Ползу, ополаскиваю водой свои отростки, впадины, рытвины и клыки. Бреюсь. Я использую какие-то необходимые предметы. Затем что-то съедаю.
Наверное, я совсем съехал. Я пытаюсь хавать печатные знаки из свежей газетенки и ничего не просекаю. Это окончательное опингвинение.
Я включаю ящик. Кудрявый кулинар в переднике с надписью «Смрад» готовит громадные куски мертвых зверушек. Чтобы потом их жрать, жрать и жрать. Переключаю канал. Там целая толпа. Чему-то радуются, кричат и рукоплещут. Ведущий неприятный такой с рожей, с усами, с руками, все вроде на месте, в «Поле Чудес» Буратин запускает, спрашивает, задает вопросы, волосатый умница в синем костюме победоносно отвечает. Он ответил правильно, все ловят неслабый приход. Ему место в Сорбонне или на край — в Академии Наук. Умнице выносят приз: бочку варенья и ящик печенья. Это от спонсоров… Но это уже не Плохиш… Это уже сам Кибальчиш бросается наземь… благодарит… лопочет… целует ноги, крестик и шины тачки в студии… Бочка с вареньем падает на стол, лопается, разлетается ящик с печеньем… Кибальчиш кидается и кричит: «Мой приз!»… залезает на стол… начинает есть… Остальные сыплются с трибуны… бегут… Раздаются норманнские боевые кличи… Все в варенье и крошках… Смуглый азиат хватает кого-то за ногу.. Довольные айзера… Парнишка лет четырнадцати крутит над головой Останкинскую башню… Лопаются узорчатые витражи и барабанные перепонки… В зал врываются легавые…

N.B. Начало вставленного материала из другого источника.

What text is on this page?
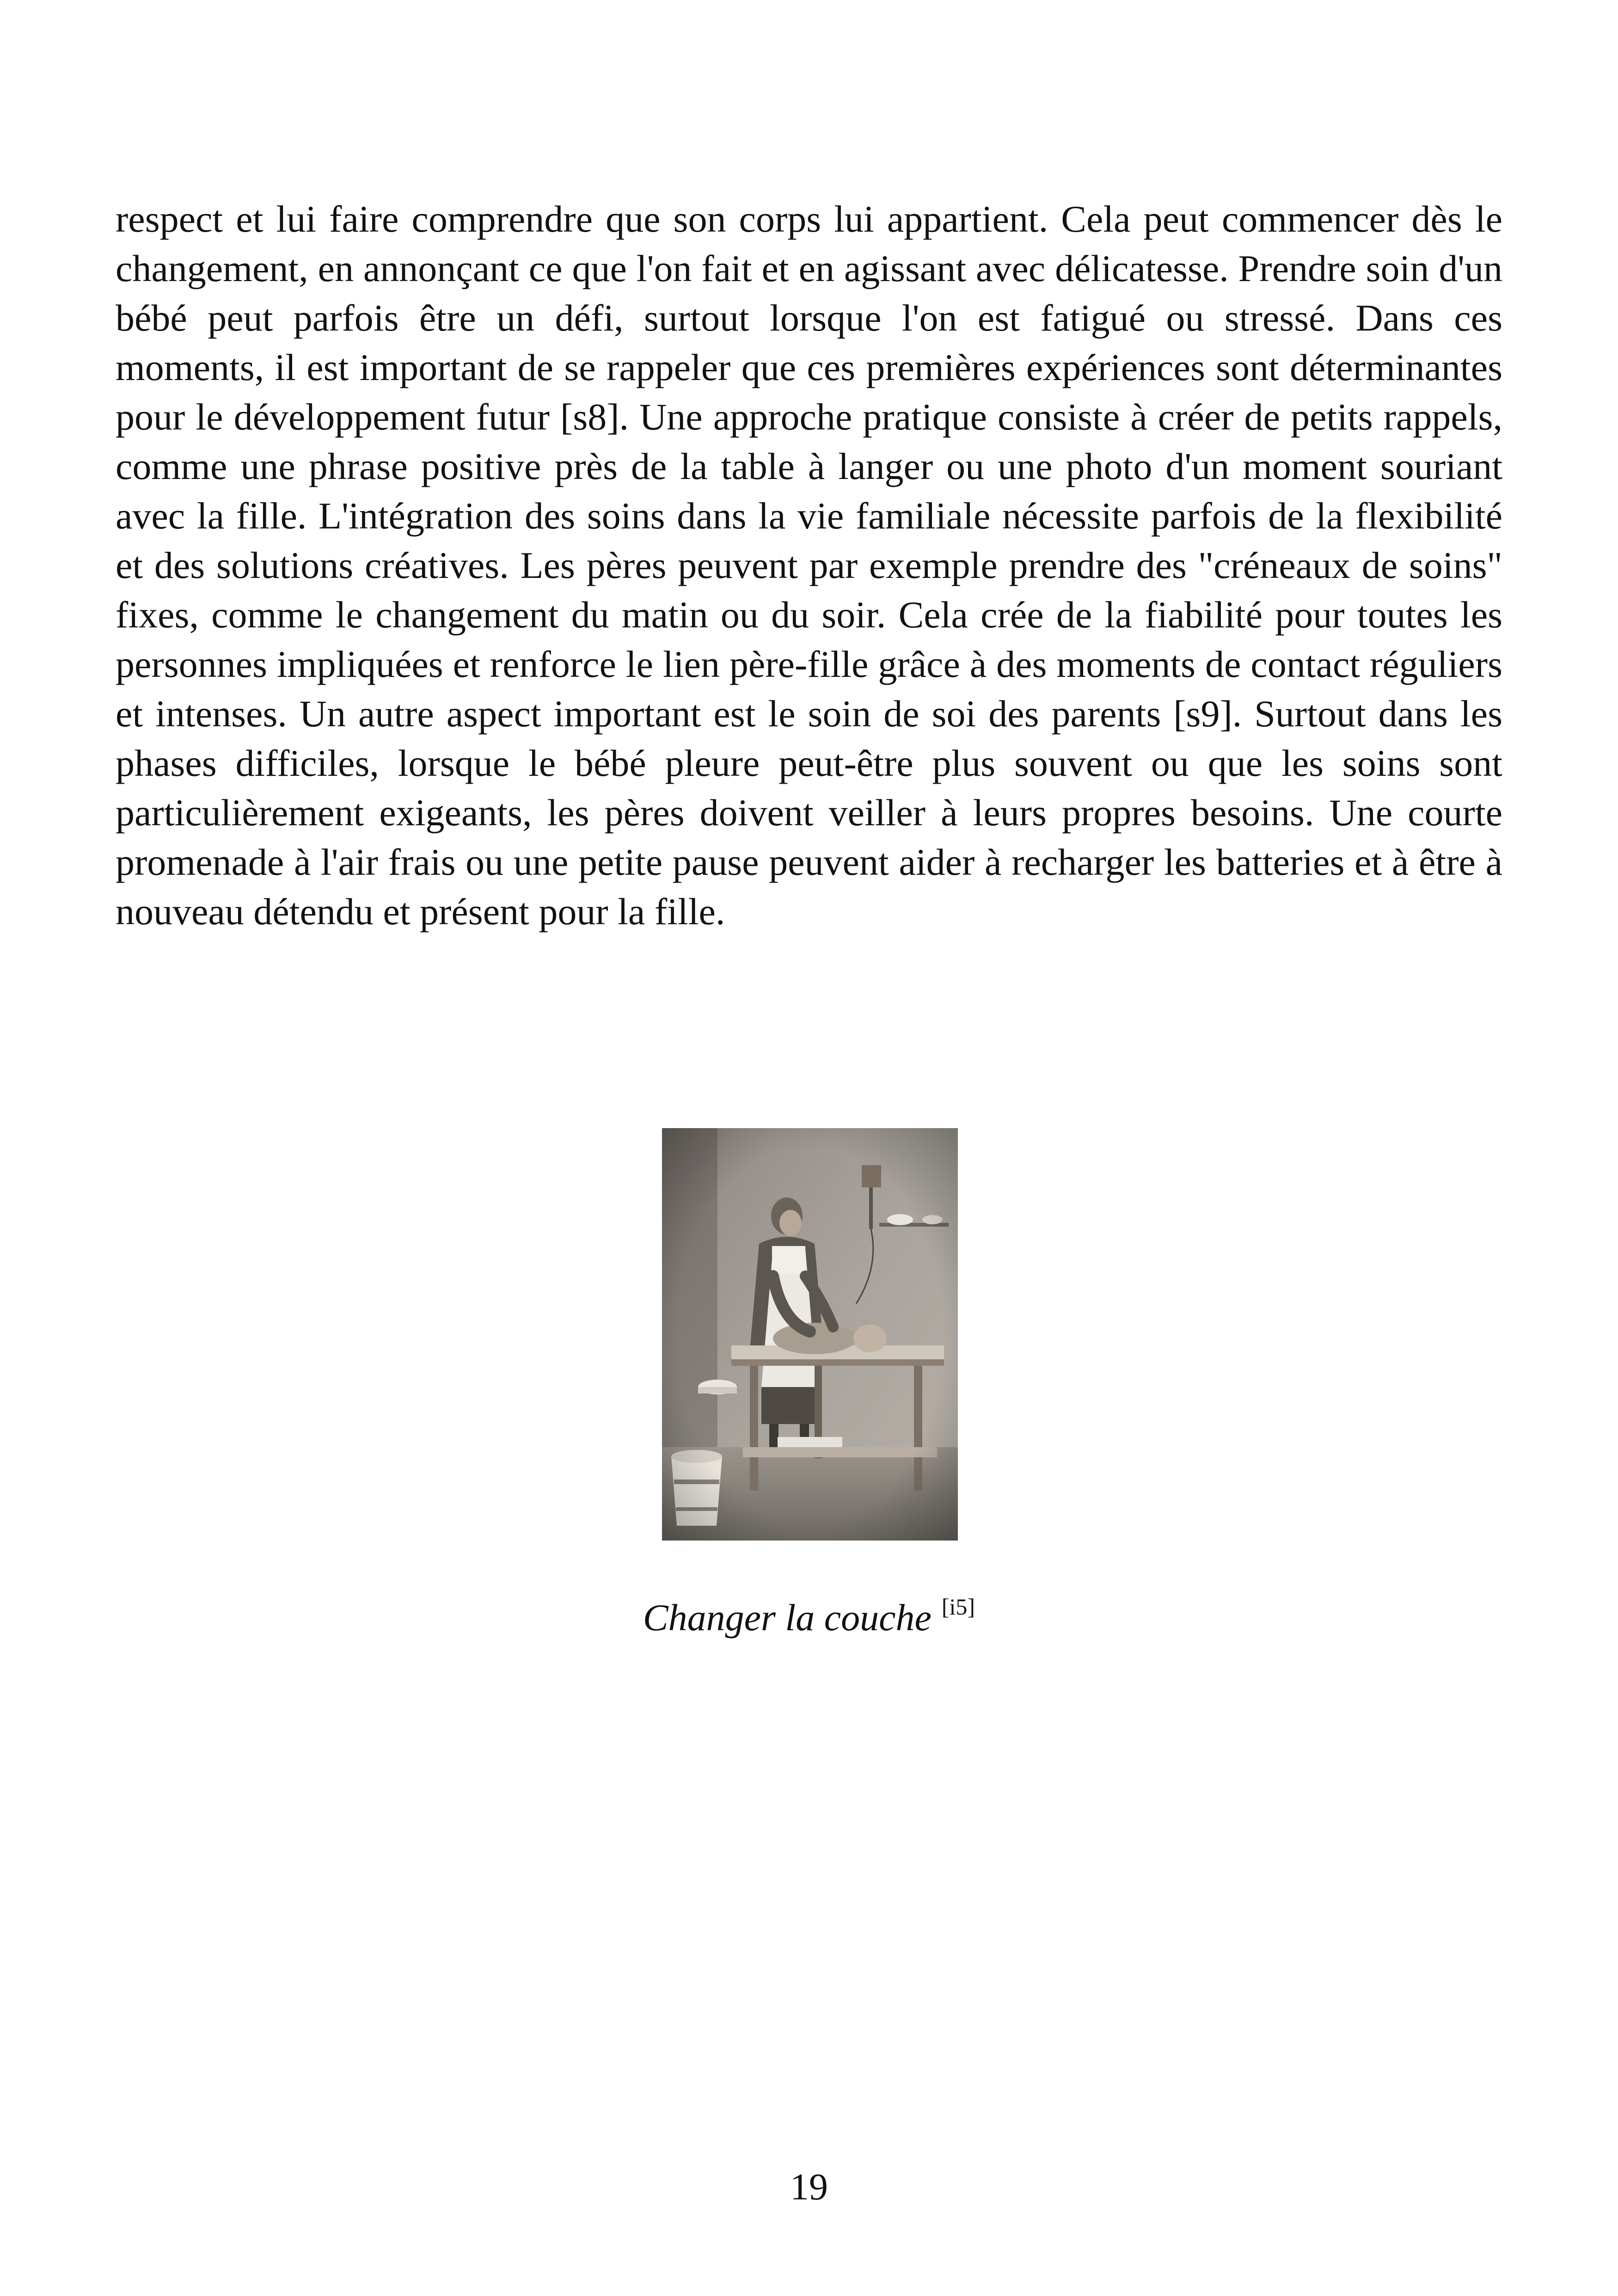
respect et lui faire comprendre que son corps lui appartient. Cela peut commencer dès le changement, en annonçant ce que l'on fait et en agissant avec délicatesse. Prendre soin d'un bébé peut parfois être un défi, surtout lorsque l'on est fatigué ou stressé. Dans ces moments, il est important de se rappeler que ces premières expériences sont déterminantes pour le développement futur [s8]. Une approche pratique consiste à créer de petits rappels, comme une phrase positive près de la table à langer ou une photo d'un moment souriant avec la fille. L'intégration des soins dans la vie familiale nécessite parfois de la flexibilité et des solutions créatives. Les pères peuvent par exemple prendre des "créneaux de soins" fixes, comme le changement du matin ou du soir. Cela crée de la fiabilité pour toutes les personnes impliquées et renforce le lien père-fille grâce à des moments de contact réguliers et intenses. Un autre aspect important est le soin de soi des parents [s9]. Surtout dans les phases difficiles, lorsque le bébé pleure peut-être plus souvent ou que les soins sont particulièrement exigeants, les pères doivent veiller à leurs propres besoins. Une courte promenade à l'air frais ou une petite pause peuvent aider à recharger les batteries et à être à nouveau détendu et présent pour la fille.

Changer la couche [i5]

19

А за моим окном торжествует белый цвет. Все стало бело. Город утонет в буране. На север я не поехал, но север сам приехал ко мне. Сплошные падающие лепестки.
Вот так неожиданно выпал снег.
* * *
Снег не кончится никогда. Скоро заметет весь город. Я слышу голоса. Они что-то шепчут. Куда-то зовут. Странные голоса, но я узнаю их. Это Ларри и Латин, Альфа и Роман Гнидин.
И мне пора рассчитаться за всех. Ларри пытался заниматься музыкой, да ничего не получилось. Роман осознал Тотальную Картину, которой не выдержал его мозг. Латин кончился из-за тяги к путешествиям. А уж Альфу щелкнуло вообще напрямую.
Из меня же все выплеснулось довольно глупо. Дело в том, что каждый день мне приходилось подъезжать до метро на автобусе. После проблем с легами я побаивался ездить на Латиновой тачке. Да к тому же сейчас я вряд ли разобрал бы сигналы светофора, разметку и дорожные знаки.
За одну короткую поездку на автобусе можно много понять про особей.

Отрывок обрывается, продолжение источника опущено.